Notre Dame runs for 380 yards in 28-16 victory
By TIM CASEY
Assistant Sports Editor
He played defensive back at the University of Richmond, graduated in 1983 and then signed as a free agent with the Dallas Cowboys. After a brief stint with the Chicago Blitz of the USFL, Mike London's playing career ended in 1985.
But in Saturday's late afternoon hours, the current Boston College defensive line coach envisioned a return to the field.
"I was getting ready to suit up myself," London said.
And why not? His unit's best player (Antonio Garay) injured his knee on the first play of the year, two others (Sean Guthrie and Steve Martin) suffered that same injury during the second quarter on Saturday and two main contributors (freshmen Justin Hinds and Doug Goodwin) combined for 29 tackles in the first nine games.
Not quite Chris Hovan and company, who limited Notre Dame to 95 yards on the ground in 1999.
The Irish seized the opportunity and rushed for a season-high 380 yards en route to a 28-16 victory.
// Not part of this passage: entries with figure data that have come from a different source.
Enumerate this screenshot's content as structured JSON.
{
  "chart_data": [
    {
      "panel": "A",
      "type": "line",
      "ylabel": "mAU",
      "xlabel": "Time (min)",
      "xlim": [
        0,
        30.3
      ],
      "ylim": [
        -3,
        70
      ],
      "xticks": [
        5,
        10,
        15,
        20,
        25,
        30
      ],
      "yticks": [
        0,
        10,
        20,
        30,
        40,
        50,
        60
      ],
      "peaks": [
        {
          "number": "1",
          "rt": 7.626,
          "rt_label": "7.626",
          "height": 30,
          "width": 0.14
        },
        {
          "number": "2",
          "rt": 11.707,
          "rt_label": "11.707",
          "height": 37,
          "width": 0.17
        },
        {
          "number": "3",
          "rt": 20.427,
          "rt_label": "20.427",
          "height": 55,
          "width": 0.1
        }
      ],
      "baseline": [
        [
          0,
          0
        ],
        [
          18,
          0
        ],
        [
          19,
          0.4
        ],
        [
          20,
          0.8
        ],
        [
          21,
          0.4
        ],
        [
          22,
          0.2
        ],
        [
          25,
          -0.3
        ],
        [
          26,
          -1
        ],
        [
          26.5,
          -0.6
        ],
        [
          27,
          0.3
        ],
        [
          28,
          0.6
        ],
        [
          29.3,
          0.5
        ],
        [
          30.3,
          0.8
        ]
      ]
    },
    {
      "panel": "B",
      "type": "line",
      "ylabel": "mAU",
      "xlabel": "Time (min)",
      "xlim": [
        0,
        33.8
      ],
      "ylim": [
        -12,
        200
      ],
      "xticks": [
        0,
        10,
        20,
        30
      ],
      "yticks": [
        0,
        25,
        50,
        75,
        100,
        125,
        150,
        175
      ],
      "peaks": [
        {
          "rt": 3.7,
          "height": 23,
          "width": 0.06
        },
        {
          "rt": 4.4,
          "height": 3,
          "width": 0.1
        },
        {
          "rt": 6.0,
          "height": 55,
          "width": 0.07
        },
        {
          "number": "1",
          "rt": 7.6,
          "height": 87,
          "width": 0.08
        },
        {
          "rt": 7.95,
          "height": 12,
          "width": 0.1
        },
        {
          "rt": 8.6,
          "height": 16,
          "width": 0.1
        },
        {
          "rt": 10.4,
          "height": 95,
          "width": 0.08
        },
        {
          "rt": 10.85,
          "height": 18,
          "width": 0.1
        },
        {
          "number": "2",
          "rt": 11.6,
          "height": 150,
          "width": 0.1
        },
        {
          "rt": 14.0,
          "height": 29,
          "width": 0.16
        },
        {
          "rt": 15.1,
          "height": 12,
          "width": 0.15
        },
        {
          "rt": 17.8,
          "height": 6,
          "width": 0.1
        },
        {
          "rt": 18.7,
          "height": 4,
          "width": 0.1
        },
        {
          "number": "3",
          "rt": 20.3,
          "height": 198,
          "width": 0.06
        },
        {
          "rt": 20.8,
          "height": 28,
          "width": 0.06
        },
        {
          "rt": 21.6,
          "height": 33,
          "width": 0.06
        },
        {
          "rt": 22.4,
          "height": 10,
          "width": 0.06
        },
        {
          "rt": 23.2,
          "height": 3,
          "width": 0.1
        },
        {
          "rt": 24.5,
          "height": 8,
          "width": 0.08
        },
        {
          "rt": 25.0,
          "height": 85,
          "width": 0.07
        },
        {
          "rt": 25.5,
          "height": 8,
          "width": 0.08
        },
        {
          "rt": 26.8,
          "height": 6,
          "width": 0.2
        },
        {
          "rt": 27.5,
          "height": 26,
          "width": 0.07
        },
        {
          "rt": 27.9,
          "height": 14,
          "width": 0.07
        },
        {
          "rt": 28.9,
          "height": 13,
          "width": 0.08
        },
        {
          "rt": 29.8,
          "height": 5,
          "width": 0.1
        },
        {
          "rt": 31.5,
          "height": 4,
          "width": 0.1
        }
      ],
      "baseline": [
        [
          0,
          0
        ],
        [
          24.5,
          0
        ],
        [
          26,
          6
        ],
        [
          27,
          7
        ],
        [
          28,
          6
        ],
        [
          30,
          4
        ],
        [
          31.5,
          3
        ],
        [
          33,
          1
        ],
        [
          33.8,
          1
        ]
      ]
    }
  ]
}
Notre Dame ran on 61 of its 73 plays from scrimmage. Junior tailback Tony Fisher carried 26 times for a career-best 196 yards.
The last time an Irish player ran for more yards, a Bush resided at 1600 Pennsylvania Avenue.
"Their big guys just beat our little guys up front," Boston College coach Tom O'Brien said. "That was the bottom line."
All week, talk centered on two topics: whether the only two Division 1-A football Catholic schools were "rivals" and what the Notre Dame players remember from last season, when Hovan ripped up the Stadium turf and brought several chunks back to Chestnut Hill.
As usual, coach Bob Davie claimed to ignore the pre-game hype.
"I just let that dog eat," Davie said. "I stayed away from any discussions of what happened last year. I wasn't going to make it any bigger than it needed to be."
Yet a picture of the incident appeared on the front page of each player's scouting report.
"It really leaves a sour feeling in your stomach when you see something like that," guard Jim Jones said. "But we're a totally different team this year."
That became more apparent on Saturday. Whereas Jarious Jackson set Notre Dame single season records for passing yards, completions and attempts and also ranked second in rushing yards last season, this year's squad relies on a more balanced attack.
And an attack that has not included Fisher as a key contributor. Prior to Saturday's game, the Irish's leading rusher in 1999 had gained just 225 yards. When starter Julius Jones suffered a bruised thigh in the first half, Fisher became the featured back. His performance against Boston College marked the highest total since Reggie Brooks ran for 227 yards against USC in 1992.
"It was just Tony's day to show what he can do," said tailback Terrance Howard, who contributed 84 yards on 16 carries. "This guy deserves 20 carries a game."
Another difference lies in the defense. Last season, the Irish allowed 442 yards to the Eagles in the middle of a November to forget.
On Saturday, a Boston College offense ranked 13th in the country prior to the game, gained 296 yards (including 124 on the ground) and trailed the entire game. In the first three quarters, the Eagles managed just 179 yards of offense.
"That's how we played out there man," cornerback Brock Williams said. "With emotion."
Credit the special teams as well for leading the Irish to their fifth straight victory since Matt LoVecchio (who threw for 86 yards and ran for 80 more on Saturday) took over. Chris Yura gained four yards (after a fake punt) for a first down in the first quarter and a kickoff return unit ranked first in the country averaged nearly 25 yards on four runs. But it was the field goal kicker (Nick Setta) and holder (Adam Tibble) who gave the Irish a comfortable 28-10 lead.
Setta lined up for a 22-yard attempt late in the third quarter. Tibble received the snap from John Crowther and instead of placing the ball on the grass, ran to his left and pitched to Setta for the touchdown.
"Adam saw they thought we were going to kick it so he called it," Setta said. "I had the easiest job."
The 12th meeting between the schools had less suspense than David Gordon, Deke Cooper and the squirrel provided in the past eight years. But regardless,the Irish are two wins away from a probable Bowl Championship Series berth.
"A lot of people were doomsday predictors for this team early in the season," Davie said. "But I think everyone felt internally that we had an opportunity to be pretty good."